I have never felt more American than I do complaining about durable medical equipment. Never more the consumer. Never more sure I should have good sales support and customer service. And yet, and I don't know if this is some kind of puritanical guilt at my own impulse to get my money's worth (or perhaps the Puritans were experts at wringing a dollar, I don't know), if I imagine this out of the corner of my mind--but I keep wondering if some of the people I deal with think that I should just be grateful to have this equipment, regardless.

Here's the thing. I'm not as grateful as I should be. Grateful, yes, for the money to purchase these things. But not grateful for the costs--some of this stuff is marked up 150 to 200 percent. (And, yes, I do know about adaptivemall.com, but they don't take third party billing).

Alas. To be grateful. The people in the DME catalogues always look grateful. The land of a thousand bath chairs, and which one is right for your child? Don't make a mistake, because no one's going to take it back if you do. Or if the stander isn't right, or the walker. Step right up and spend your money.

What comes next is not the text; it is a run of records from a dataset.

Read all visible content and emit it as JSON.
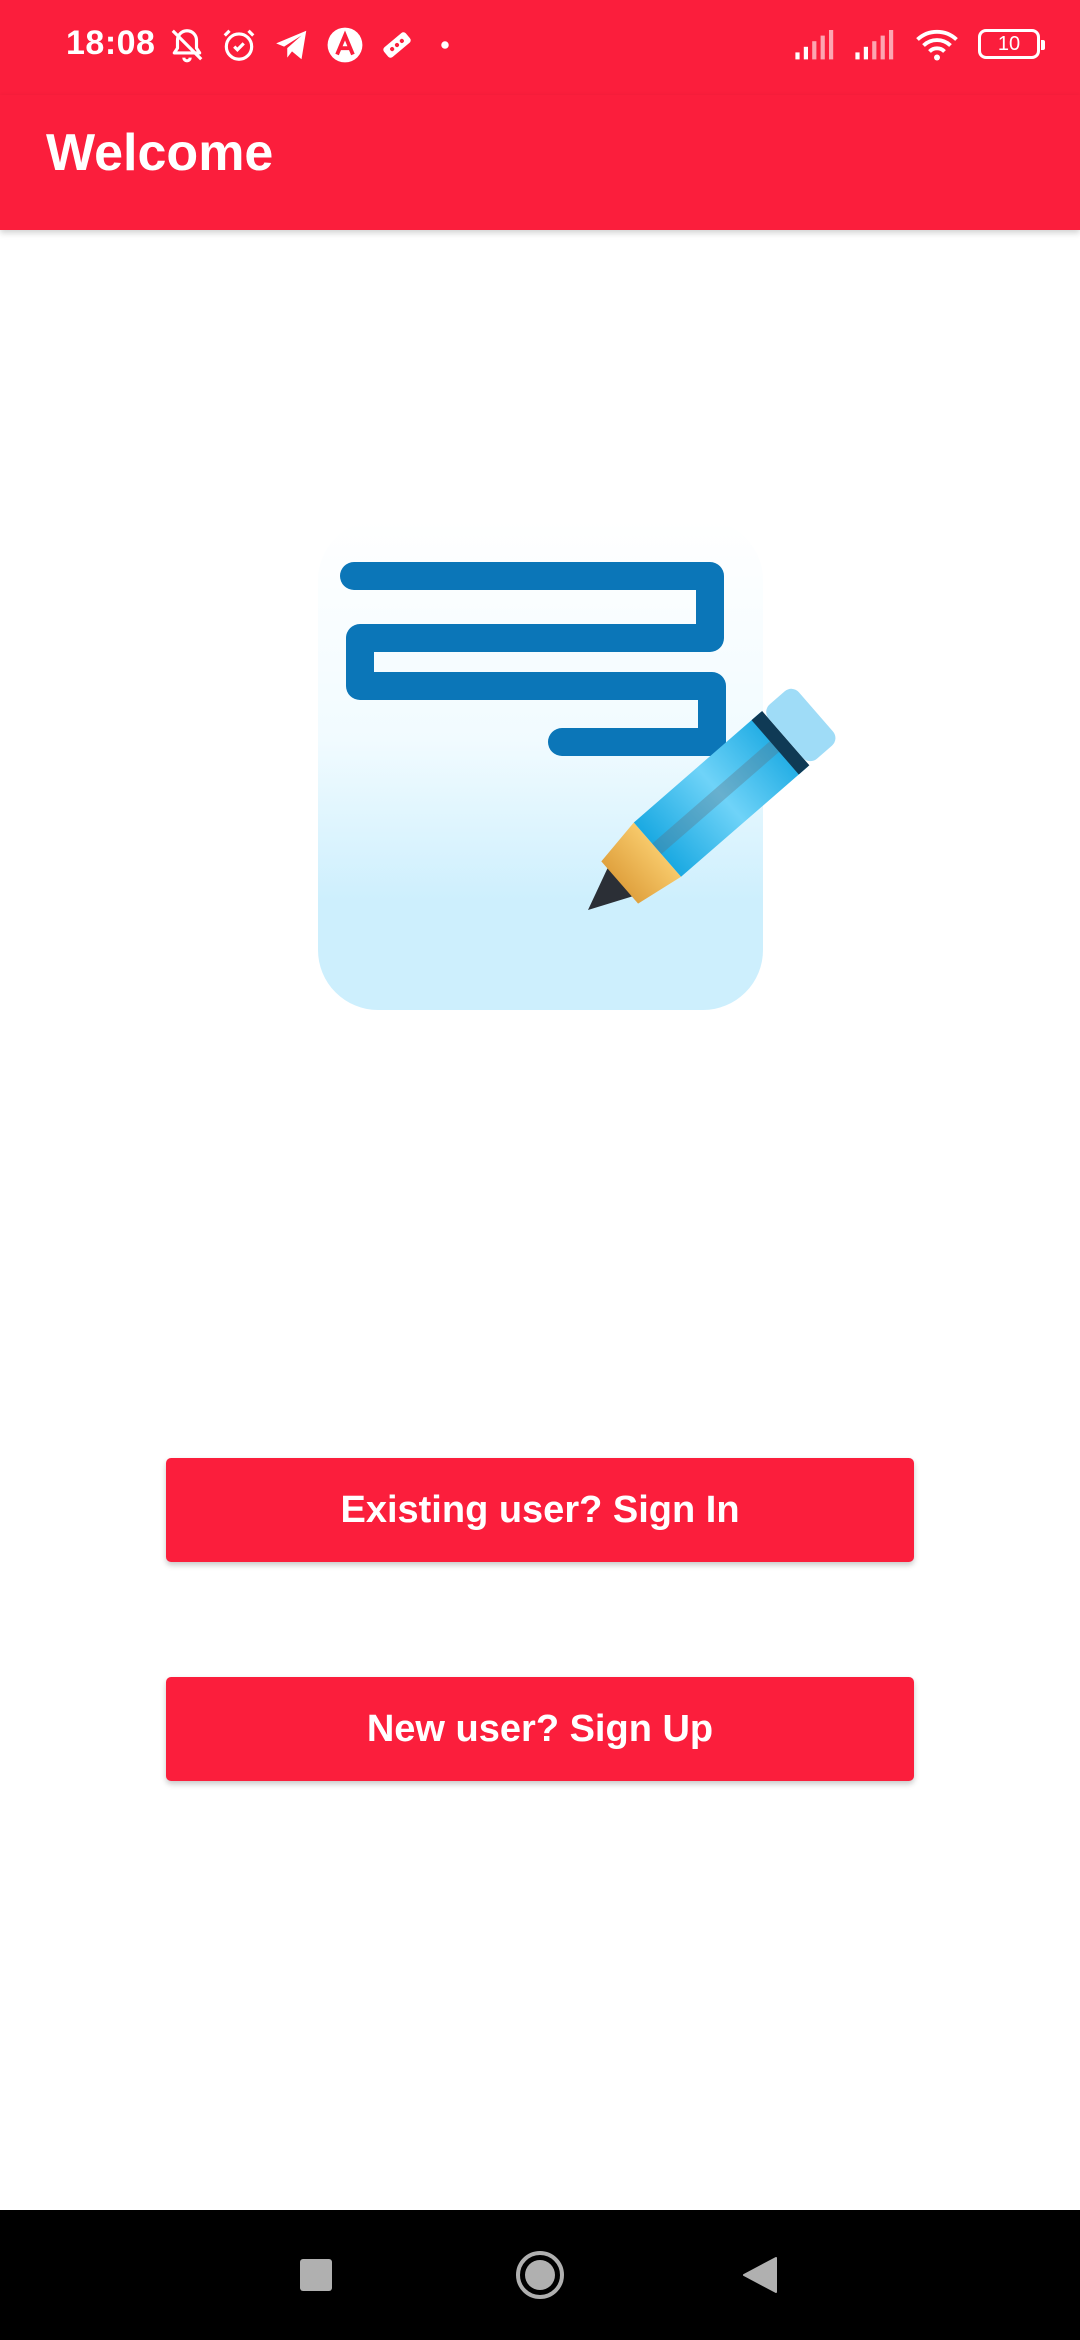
{
  "status_bar": {
    "time": "18:08",
    "battery_level": "10",
    "left_icons": [
      "bell-off-icon",
      "alarm-icon",
      "telegram-icon",
      "app-a-icon",
      "ticket-icon",
      "dot-icon"
    ],
    "right_icons": [
      "signal-icon",
      "signal-icon",
      "wifi-icon",
      "battery-icon"
    ]
  },
  "app_bar": {
    "title": "Welcome"
  },
  "logo": {
    "icon": "note-pencil-logo-icon"
  },
  "buttons": {
    "sign_in_label": "Existing user? Sign In",
    "sign_up_label": "New user? Sign Up"
  },
  "nav_bar": {
    "icons": [
      "recents-square-icon",
      "home-circle-icon",
      "back-triangle-icon"
    ]
  },
  "colors": {
    "primary": "#fb1e3c",
    "logo_blue": "#0b76b8",
    "pencil_blue": "#22b7ec",
    "logo_bg_light": "#cdeffd",
    "nav_bg": "#000000"
  }
}
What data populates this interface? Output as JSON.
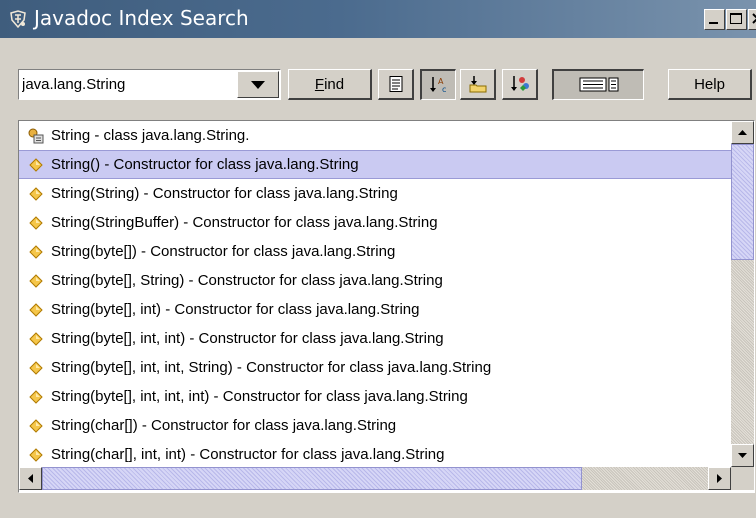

I want to be grateful. Pressed up against the margin of possibility, I am grateful for the adapted van, for the lake, for the time here. For the relatives I was able to see, for the ADA code that makes even the most routine things possible, like going to the grocery store or a museum or traversing the street. Grateful for a child who endures the sling and lift with good-hearted patience and even finds it fun. Grateful--an emotion ephemeral and reflective, like light glittering on the surface of water.

5 comments:

Elizabeth said...

THIS is me: "I just set my own thoughts and feelings aside. This is a way of blanking out the mind, and, sometimes, letting my mind rest is just ok."

I have nothing to add, here, but my similar thoughts, a mirror, actually, which isn't much help but it sure does sparkle back at you and show the truth.

Leightongirl said...

And I'm leaning in, over Elizabeth's shoulder, right there with you.

Maggie May said...

what a push and pull it is, to be grateful, to see what is wrong or unfair or lacking and then still to see what is good and right and whole.

Carlen Arnett said...

I don't know how you do it, Jeneva: manage to write something at once so intimate and original, and yet that feels somehow "known" to me. This is as satisfying as your posts always are, and brings me face-to-face with so much: the realities of a life lived with substantial disabilities, a mother's realities, tenderly but never sentimentally explored, the ways all our lives dovetail, whether we comfortably acknowledge that or not. Congratulations on another terrific post. You know you're launching yourself a career, don't you?

Lauren Y. said...

"I keep pressing up against the margin of the possible."

Jeneva, that is as gorgeous a line as I'll ever hope to write, or ever read.

Really, this post is big, and belongs someplace big, like the Wash. Post or NY Times Editorial page, or I don't know. But it is beautifully articulate, specific and universal, and spans the cutting edge of important & savvy advocating with no lapse into whininess.